BEGIN  { FIELDWIDTHS = "9 6 10 6 7 7 35" }

.....will define a record of fixed width including whitespace between columns. So $1 is defined as a field of 9 bytes, $2 is defined as a field of 6 bytes and so on.

This is a pretty good tutorial on Awk. GNU Awk Tutorial

Tonka52 · April 7, 2004, 7:12am

Google,

I can't rely on fixed width fields, as the length changes. I was hoping for a command something like :

awk ' {FS = "[:, -]+" } { print $1 $2 $3 $4 $5}'

Of course, this syntax is wrong...but you know what I'm getting at yeah?

google · April 7, 2004, 7:16am

You can massage the data a bit by changing all of the "(" and ")" and "." to a ":" before you parse the data. Once you have that then all of your data looks the same. Set FS = ":" to define your fields, set OFS to some output delimiter you need and print your data. If you need the parens in the output, add them back in your print statement. Remember, Awk does not change the original record so you can make these changes for the purposes of your program without mucking anything up!

gensub(regexp, replacement, how [, target]) # 
gensub is a general substitution function. Like sub and gsub, it 
searches the target string target for matches of the regular 
expression regexp. Unlike sub and gsub, the modified string is 
returned
as the result of the function and the original target string is not 
changed.

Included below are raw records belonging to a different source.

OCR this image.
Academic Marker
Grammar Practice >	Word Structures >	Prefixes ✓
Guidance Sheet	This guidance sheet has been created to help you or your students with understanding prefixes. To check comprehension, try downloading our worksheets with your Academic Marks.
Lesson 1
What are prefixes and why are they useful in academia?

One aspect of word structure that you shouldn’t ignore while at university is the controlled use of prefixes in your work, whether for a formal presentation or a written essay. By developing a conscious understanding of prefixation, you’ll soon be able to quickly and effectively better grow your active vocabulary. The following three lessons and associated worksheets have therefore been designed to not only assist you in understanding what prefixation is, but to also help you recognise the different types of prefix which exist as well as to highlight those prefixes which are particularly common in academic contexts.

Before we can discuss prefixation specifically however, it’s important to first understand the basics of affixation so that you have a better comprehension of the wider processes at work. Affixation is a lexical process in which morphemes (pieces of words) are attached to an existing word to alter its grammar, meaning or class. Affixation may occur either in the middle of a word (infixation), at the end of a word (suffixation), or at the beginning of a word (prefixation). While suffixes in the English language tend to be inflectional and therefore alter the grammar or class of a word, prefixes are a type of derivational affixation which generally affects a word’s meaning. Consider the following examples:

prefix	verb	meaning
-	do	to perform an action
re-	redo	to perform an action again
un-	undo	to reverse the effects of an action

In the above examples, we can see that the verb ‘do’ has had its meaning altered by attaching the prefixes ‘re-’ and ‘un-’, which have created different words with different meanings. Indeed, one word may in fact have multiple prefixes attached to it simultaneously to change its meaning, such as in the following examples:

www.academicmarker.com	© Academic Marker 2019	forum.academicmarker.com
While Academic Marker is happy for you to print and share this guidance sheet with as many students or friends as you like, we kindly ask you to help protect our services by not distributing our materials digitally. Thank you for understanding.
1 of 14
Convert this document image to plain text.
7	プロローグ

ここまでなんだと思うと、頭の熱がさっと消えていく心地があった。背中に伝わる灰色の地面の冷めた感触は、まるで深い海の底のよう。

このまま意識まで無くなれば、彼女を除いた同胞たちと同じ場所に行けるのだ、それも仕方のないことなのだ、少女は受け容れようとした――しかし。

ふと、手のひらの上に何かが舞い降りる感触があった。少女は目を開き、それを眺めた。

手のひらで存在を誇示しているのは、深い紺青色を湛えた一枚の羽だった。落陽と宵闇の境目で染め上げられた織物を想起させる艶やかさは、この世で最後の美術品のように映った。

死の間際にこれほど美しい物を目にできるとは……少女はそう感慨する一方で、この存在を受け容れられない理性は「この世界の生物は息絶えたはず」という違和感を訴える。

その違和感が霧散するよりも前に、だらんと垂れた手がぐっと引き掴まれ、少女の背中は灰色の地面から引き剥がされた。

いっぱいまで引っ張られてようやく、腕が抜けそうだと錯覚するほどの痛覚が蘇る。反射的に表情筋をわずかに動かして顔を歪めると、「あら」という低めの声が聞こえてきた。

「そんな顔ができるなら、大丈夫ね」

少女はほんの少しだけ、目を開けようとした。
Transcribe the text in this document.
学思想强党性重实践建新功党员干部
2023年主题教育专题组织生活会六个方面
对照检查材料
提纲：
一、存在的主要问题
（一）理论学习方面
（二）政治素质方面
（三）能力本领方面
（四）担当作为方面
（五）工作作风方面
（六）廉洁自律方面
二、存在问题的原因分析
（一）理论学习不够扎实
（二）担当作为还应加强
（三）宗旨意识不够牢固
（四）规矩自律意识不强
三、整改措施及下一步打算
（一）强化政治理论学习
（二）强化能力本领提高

If how is a string beginning with g or G, then it replaces
 all matches of regexp with replacement. Otherwise, how is 
treated as a number that indicates which match of regexp to 
replace. If no target is supplied, $0 is used.
 

gensub provides an additional feature that is not available in sub
 or gsub: the ability to specify components of a regexp in the
replacement text. This is done by using parentheses in the regexp
 to mark the components and then specifying \N in the 
replacement text, where N is a digit from 1 to 9. For example:

Tonka52 · April 7, 2004, 7:19am

Yeah, thought of that but my curiosity got me wondering if there's a single expression I can use.

Thanks anyway!

toonse · April 7, 2004, 9:37pm

BEGIN { FS = "[-.:\t ]"; }
{
        print $1,$2,$3,$4,$5,$6,$7,$8,$9;
}

This is how I would do it. When tested with your data it does exactly what you want.